A principal fonte de receita da Climeworks, assim como de outras startups pares do setor, como a canadense Carbon Engineering, é o mercado voluntário de carbono, ou seja, grandes empresas, com grandes carteiras, que querem atingir metas ambientais através da compra de créditos de carbono como forma de compensar as próprias emissões.
No portfólio da startup estão gigantes como Microsoft, BCG (Boston Consulting Group), JPMorgan Chase, UBS e Shopify, que injetaram milhões de dólares para a remoção de toneladas de CO2 da atmosfera e deram celeridade à construção da Mammoth.
O problema é que nem todas as empresas do setor têm o cofre cheio. O método DAC é o mais caro de todas as tecnologias de CCUS (captura, uso e armazenamento de carbono, na sigla em inglês), uma sopa de letrinhas cuja importância no combate ao aquecimento global vem sendo reforçada por órgãos internacionais de autoridade máxima em questões climáticas.
Para o IPCC (Painel Intergovernamental sobre Mudanças Climáticas), da ONU, por exemplo, remover carbono da atmosfera, e não “só” zerar as emissões, é uma tarefa crucial para impedir que as temperaturas do planeta fiquem 1,5 °C mais quentes do que nos tempos anteriores à Revolução Industrial.
“É a mesma lógica dos oceanos”, diz Freudenstein. “Nós queremos mantê-los limpos. E mais do que não jogar mais lixo, é preciso retirar o lixo que já está neles. O mesmo vale para a atmosfera.”
Mas é um produto caro: estima-se que uma tonelada de carbono removida do ar custe entre US$ 500 e US$ 1.000. Para se ter ideia, o planeta emite, ao ano, mais de 35 bilhões de toneladas de CO2.
Os custos envolvem transporte de gás carbônico e armazenamento, materiais químicos necessários para filtragem e, sobretudo, uma imensa quantidade de energia limpa motivo pelo qual as plantas foram instaladas nos arredores da usina geotérmica de Hellisheidi, sexta maior do mundo e a maior da Islândia.

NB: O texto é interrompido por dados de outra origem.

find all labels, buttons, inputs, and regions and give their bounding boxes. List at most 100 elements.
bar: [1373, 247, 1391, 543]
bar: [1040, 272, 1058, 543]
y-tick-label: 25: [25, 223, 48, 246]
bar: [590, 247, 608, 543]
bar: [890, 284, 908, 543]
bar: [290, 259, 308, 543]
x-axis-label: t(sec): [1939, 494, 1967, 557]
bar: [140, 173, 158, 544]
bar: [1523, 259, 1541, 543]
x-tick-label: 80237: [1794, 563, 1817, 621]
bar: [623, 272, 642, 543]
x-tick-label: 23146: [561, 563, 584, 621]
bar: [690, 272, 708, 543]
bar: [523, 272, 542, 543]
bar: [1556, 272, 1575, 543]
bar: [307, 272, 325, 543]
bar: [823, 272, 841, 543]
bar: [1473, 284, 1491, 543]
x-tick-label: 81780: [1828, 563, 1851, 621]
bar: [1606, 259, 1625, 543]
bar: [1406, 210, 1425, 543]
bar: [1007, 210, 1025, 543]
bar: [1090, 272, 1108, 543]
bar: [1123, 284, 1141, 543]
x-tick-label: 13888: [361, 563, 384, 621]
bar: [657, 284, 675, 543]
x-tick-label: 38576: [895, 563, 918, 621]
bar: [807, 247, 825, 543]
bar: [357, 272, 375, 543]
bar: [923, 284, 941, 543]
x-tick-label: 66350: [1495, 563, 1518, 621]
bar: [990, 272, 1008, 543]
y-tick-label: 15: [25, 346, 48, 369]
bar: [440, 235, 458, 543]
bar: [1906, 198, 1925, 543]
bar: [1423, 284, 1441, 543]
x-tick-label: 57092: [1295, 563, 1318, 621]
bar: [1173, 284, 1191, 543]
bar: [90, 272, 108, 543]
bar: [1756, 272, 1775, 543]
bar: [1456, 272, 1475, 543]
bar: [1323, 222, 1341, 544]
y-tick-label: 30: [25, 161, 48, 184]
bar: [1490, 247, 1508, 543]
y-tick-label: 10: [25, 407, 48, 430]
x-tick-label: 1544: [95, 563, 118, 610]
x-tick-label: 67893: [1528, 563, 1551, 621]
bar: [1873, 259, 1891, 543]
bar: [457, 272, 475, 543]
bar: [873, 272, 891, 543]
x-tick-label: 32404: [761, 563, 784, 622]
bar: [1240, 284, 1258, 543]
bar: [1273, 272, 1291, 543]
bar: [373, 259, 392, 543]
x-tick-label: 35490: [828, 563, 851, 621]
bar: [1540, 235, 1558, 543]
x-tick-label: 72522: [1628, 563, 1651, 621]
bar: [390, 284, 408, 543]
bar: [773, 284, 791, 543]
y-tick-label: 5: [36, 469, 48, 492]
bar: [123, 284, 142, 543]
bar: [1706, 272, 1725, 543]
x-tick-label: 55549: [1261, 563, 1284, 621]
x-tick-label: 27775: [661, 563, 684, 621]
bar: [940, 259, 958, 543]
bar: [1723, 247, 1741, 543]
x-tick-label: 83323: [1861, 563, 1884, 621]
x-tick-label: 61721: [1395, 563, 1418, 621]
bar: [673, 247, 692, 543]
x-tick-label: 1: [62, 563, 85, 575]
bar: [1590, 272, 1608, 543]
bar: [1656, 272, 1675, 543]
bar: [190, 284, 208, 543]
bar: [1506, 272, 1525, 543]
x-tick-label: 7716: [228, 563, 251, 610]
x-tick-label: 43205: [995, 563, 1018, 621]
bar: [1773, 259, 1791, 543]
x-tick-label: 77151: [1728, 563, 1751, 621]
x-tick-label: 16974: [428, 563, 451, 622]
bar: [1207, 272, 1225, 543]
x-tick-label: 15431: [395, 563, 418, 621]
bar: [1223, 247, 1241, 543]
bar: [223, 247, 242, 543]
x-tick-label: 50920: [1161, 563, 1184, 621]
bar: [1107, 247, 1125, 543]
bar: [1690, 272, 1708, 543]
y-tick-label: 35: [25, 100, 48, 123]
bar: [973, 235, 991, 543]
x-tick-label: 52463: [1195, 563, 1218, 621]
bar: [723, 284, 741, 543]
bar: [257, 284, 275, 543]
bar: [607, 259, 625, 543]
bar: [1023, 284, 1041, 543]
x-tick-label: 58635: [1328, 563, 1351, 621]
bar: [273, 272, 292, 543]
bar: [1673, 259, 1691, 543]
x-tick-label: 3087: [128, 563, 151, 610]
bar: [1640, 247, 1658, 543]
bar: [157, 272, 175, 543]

Para capturar uma tonelada de carbono do ar, as máquinas da Climeworks consomem aproximadamente 2.650 kWh, quase o dobro do consumo de energia anual por pessoa no Brasil. Isso porque o carbono presente na atmosfera é relativamente diluído, a cerca de 400 partes por milhão (ppm), o que exige um fluxo intenso de “sucção” do ar e por longos períodos de tempo.
O alto custo leva empresas a buscarem créditos de carbono mais baratos, como incentivar a preservação de florestas, que, pela fotossíntese, também retiram CO2 da atmosfera. “São métodos que precisam andar juntos. O DAC faz o que fazem as florestas, mas é uma tecnologia que permite capturar uma quantidade muito grande de CO2 em um curto período de tempo”, explica Colombo Celso Gaeta Tassinari, diretor do Instituto de Energia e Ambiente da USP (Universidade de São Paulo) e docente da divisão de tecnologia de petróleo, gás natural e bioenergia.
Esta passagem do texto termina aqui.